Opening sentence informs the reader that this is the chapter when Briony “will commit her crime.”
We are back a little bit in time, to the search party moments earlier, and Briony is searching for the twins on her own. Happy that Cecilia is under the protection of Leon, Briony heads in the opposite direction of Robbie, the “maniac,” and towards the lake. Before Briony leaves the lot nearest the house, she voyeuristically observes her mother in the window. She contemplates entering the drawing room and waiting with her mother, cuddled and secured, for the rest of the crew to return with the twins. Determined, however, that she is no longer a child, she abandons these infantile desires and continues with her search for the twins.
Following a hunch that the twins may be in the temple in the lake, Briony makes her way towards the island. As she nears, she thinks she spots a bush or tree in the temple that she is unfamiliar with. As she closes in, the bush splits into two and it is then that she realizes it wasn’t a bust at all, but two people.
Lola calls out, unsure, for Briony. At this moment, a larger figure dashes from the scene, leaving the terrified Lola rocking in fear and shock on the floor of the temple. Without clearly saying it, Lola was in the process of being raped. Briony approaches her older cousin and immediately does her best to comfort her. It is at this point that Briony begins to unravel her “crime.”
At first, Briony repeatedly asks her cousin: “Was it him?” But Lola never answers. After repeated attempts to have her cousin identify her assailant, Briony realizes Lola doesn’t know who it was, creating an opening for her to plant the notion that it had to be “the maniac.” Lola herself continues to be unsure, but does not act with any sort of defiance or authority over Briony's accusations. She explains to Briony that she never did see the man that was raping her. She was attacked from behind and her eyes were covered during the assault. Briony ignores this doubt, inferring it had to be Robbie. She tells Lola about the scene she witnessed in the library between Robbie and Cecilia, further supporting her claim. Briony is now determined that the rapist must be Robbie.
She comforts Lola to the best that she can, who is still contending the doubt in Briony’s claims. The two eventually leave the temple and make their way back to the house. Before they can ascend the embankment (Lola cries she is too weak), Leon and Cecilia appear on the bridge. Leon carries Lola without asking questions; Cecilia remains silent, attempting maternal care that goes ignored. As they walk to the house, Briony expels the tale she is now “certain” of exactly what happened.
Briony's interpretation of Cecilia and Robbie's love leads her to believe she must "protect her sister." This is an inversion to the way that Cecilia used to protect Briony after nightmares, and instead of protecting her by imploring "come back," the failed attempt causes her to go away. The crime she is about to commit is smothered in good intentions, however misguided they may be.

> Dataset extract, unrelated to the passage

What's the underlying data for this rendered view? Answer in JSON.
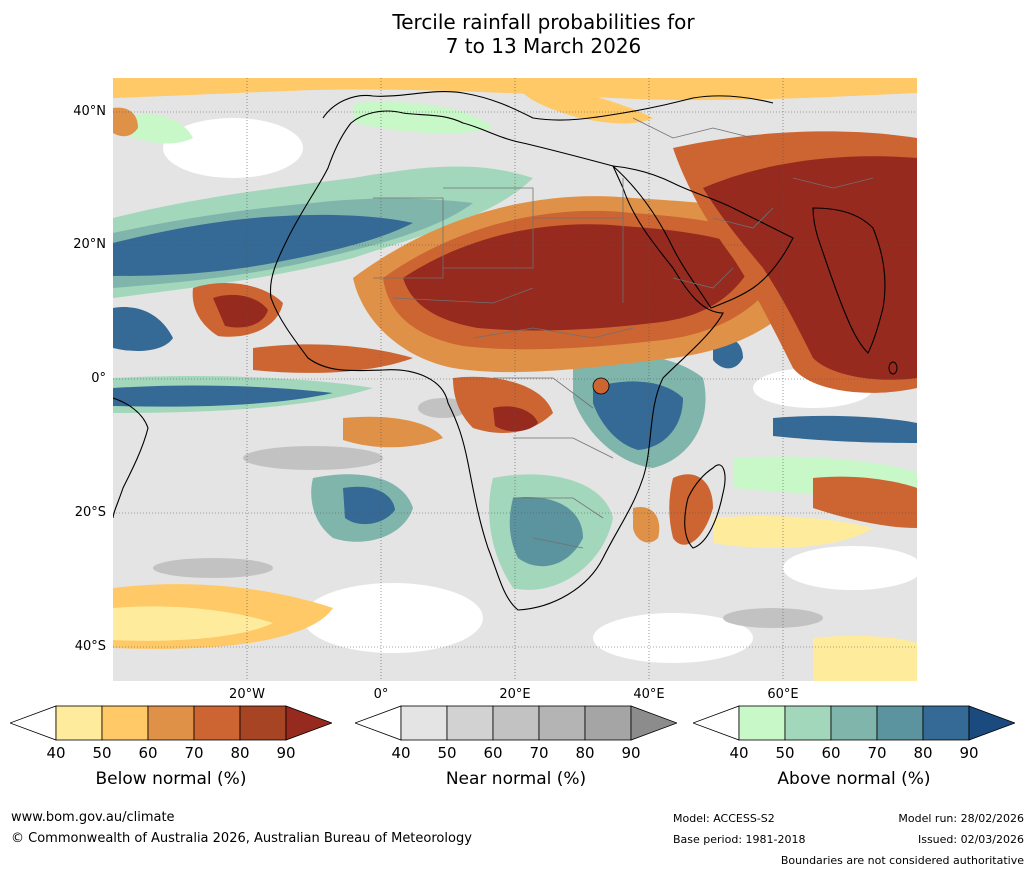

Again, we have the theme of misunderstanding or misinterpreting a sensory experience. What Briony "sees" by the lake isn't enough to overcome what she "imagines" to be true. This visual confusion in the dark (literally and figuratively) contributes to Briony's false accusation of Robbie, proving she trusts her literary instincts more than visual data. Briony's crime then, is not that she blatantly lies, but that she confuses fact for fiction through her talent for artistic creation.
On page 150, it is noted that Briony's childhood ended "in the dark." What began as a scene in a well-lit nursery, ends with a scene in a darkened wilderness. McEwan is making obvious references to literary allusion here, specifically to William Blake's Songs of Innocence and Experience--the lamb and the tyger. Briony is now a participant in real life, in the wild, by a lake, instead of a player in a childhood fairytale in a nursery.
The rape happens near a temple "on an artificial island in an artificial lake." Even the surroundings are made up, but still 200 years old. Just like the art of writing and story-telling, what is perceived as natural and ancient, can be one without necessarily being the other.
Briony is not the only one to commit a crime here. Lola's silence when she very well knows Briony is making up her "knowing" of what she saw is just as indicting. As well, when the authorities arrive and the adults are involved, everyone relies on the testimony of one thirteen-year-old girl. The adults ignorance in such matters and failure to pursue proper truth can warrant just as much blame for Robbie's false arrest, if not more.
Finally, Robbie is described as the true hero, coming down the embankment towards the house with the two twins at his side. This is a foreshadowing and further representation of the idea that the Quincey boys are interchangeable with Corporals Nettles and Mace. Here we have Robbie leading them from the wilderness back to the home front in safety. Robbie as "hero" to the narrator's eyes stretches beyond that fateful night in 1935 and into the war. It is Nettles in the end who shares Robbie's letters with Briony so she can accurately write the war section of the book, and it is Pierrot in the end who finally organized the "Trials of Arabella" to be played out in full.